A Black Lives Matter (“BLM”) activist wants police uniforms barred from courtrooms.
After being told to remove a t-shirt bearing the group’s name, a local BLM leader in New York City is launching a campaign for courtroom attire equality. Hank Newsome summed up his effort in an interview with the New York Daily News. He said:
How fair is it that police can visibly support another cop who was indicted for murder and manslaughter, but family and activists can’t wear a particular shirt?
Earlier this week, Newsome was sitting in on the murder trial of Police Officer Wayne Isaacs. Isaacs is accused of killing Delrawn Small during an apparent road rage incident in Brooklyn during the summer of 2016.
Newsome noticed a sea of blue uniforms, police union t-shirts and other varieties of law enforcement regalia and outerwear filling the courtroom. Newsome himself wore a black BLM t-shirt with the organization’s name in white set against a red and green square background.

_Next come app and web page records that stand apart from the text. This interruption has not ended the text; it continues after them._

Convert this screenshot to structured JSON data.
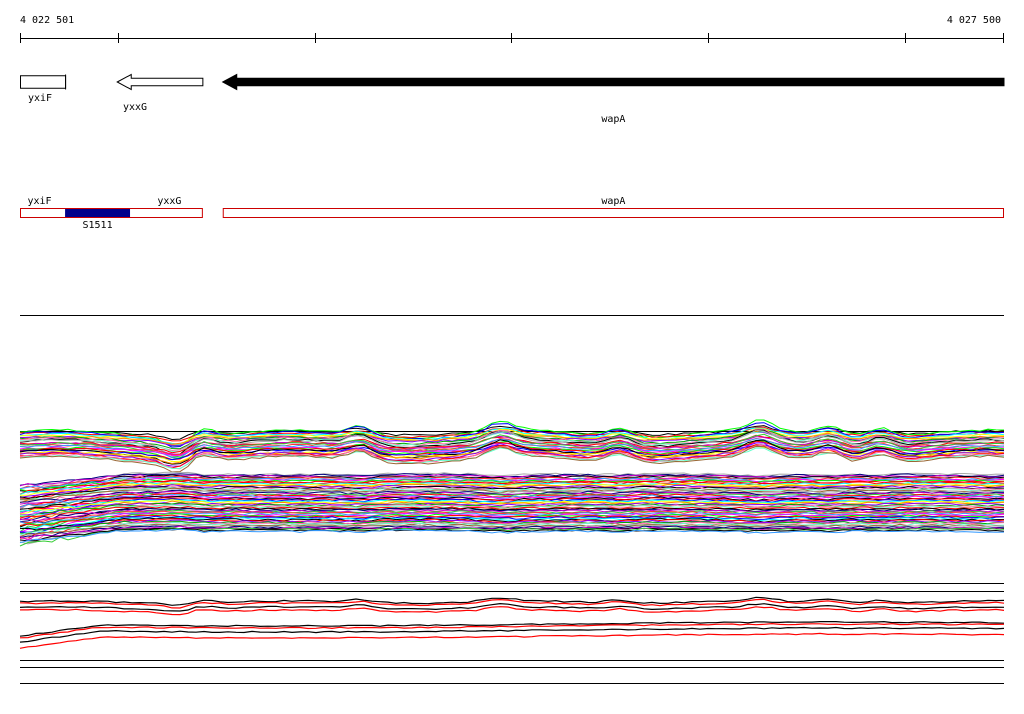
{
  "coordinates": {
    "start_label": "4 022 501",
    "end_label": "4 027 500",
    "start": 4022501,
    "end": 4027500
  },
  "genes": [
    {
      "name": "yxiF",
      "strand": "none",
      "fill": "#ffffff",
      "start": 4022501,
      "end": 4022730
    },
    {
      "name": "yxxG",
      "strand": "-",
      "fill": "#ffffff",
      "start": 4022995,
      "end": 4023430
    },
    {
      "name": "wapA",
      "strand": "-",
      "fill": "#000000",
      "start": 4023531,
      "end": 4027500
    }
  ],
  "annotation_track": {
    "boxes": [
      {
        "label": "yxiF",
        "start": 4022501,
        "end": 4023430
      },
      {
        "label": "wapA",
        "start": 4023531,
        "end": 4027500
      }
    ],
    "inner_labels": [
      {
        "text": "yxiF",
        "pos": 4022600
      },
      {
        "text": "yxxG",
        "pos": 4023260
      }
    ],
    "feature": {
      "label": "S1511",
      "start": 4022730,
      "end": 4023060,
      "color": "#00008b"
    },
    "outline_color": "#cc0000"
  },
  "chart_data": {
    "type": "line",
    "title": "",
    "xlabel": "",
    "ylabel": "",
    "xlim": [
      4022501,
      4027500
    ],
    "grid": false,
    "panels": [
      {
        "name": "panel-multicolor",
        "band_top_baseline": 0.08,
        "band_bottom_baseline": 0.42,
        "series_count": 90
      },
      {
        "name": "panel-black-red",
        "colors": [
          "#000000",
          "#ff0000"
        ],
        "series_count": 8
      }
    ]
  }
}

As the trial started, however, Newsome was asked to turn his shirt inside out. The message was delivered by Assistant Attorney General Joshua Gradinger. The message was reportedly sent by Justice Alexander Jeong.
In response, Newsome penned a letter of complaint to the administrative judge of the Brooklyn Supreme Court on Tuesday of this week. In that letter, he cited a murder conviction from 2014 that was thrown out due to the fact that during the original trial, the victim’s family wore memorializing t-shirts which were determined to have unduly influenced the jury. He wrote:
It is in my opinion, if a t-shirt with the name of a movement for social justice … would intimidate or influence the jury, then there is no doubt that the wearing of clothing with a police shield would have the same effect. I was deeply disturbed by the influence that these officers would have on the jury.
Lucian Chalfen, New York State’s Unified Court System’s Director of Public Information, said, “Police uniforms are sanctioned attire by their employer. Provocative outerwear is not allowed in a courtroom as the potential to unduly influence the proceedings exists.”
LawNewz reached out to Chalfen to clarify the court system’s position on various police attire allowed in court rooms, but no response was forthcoming at the time of publication.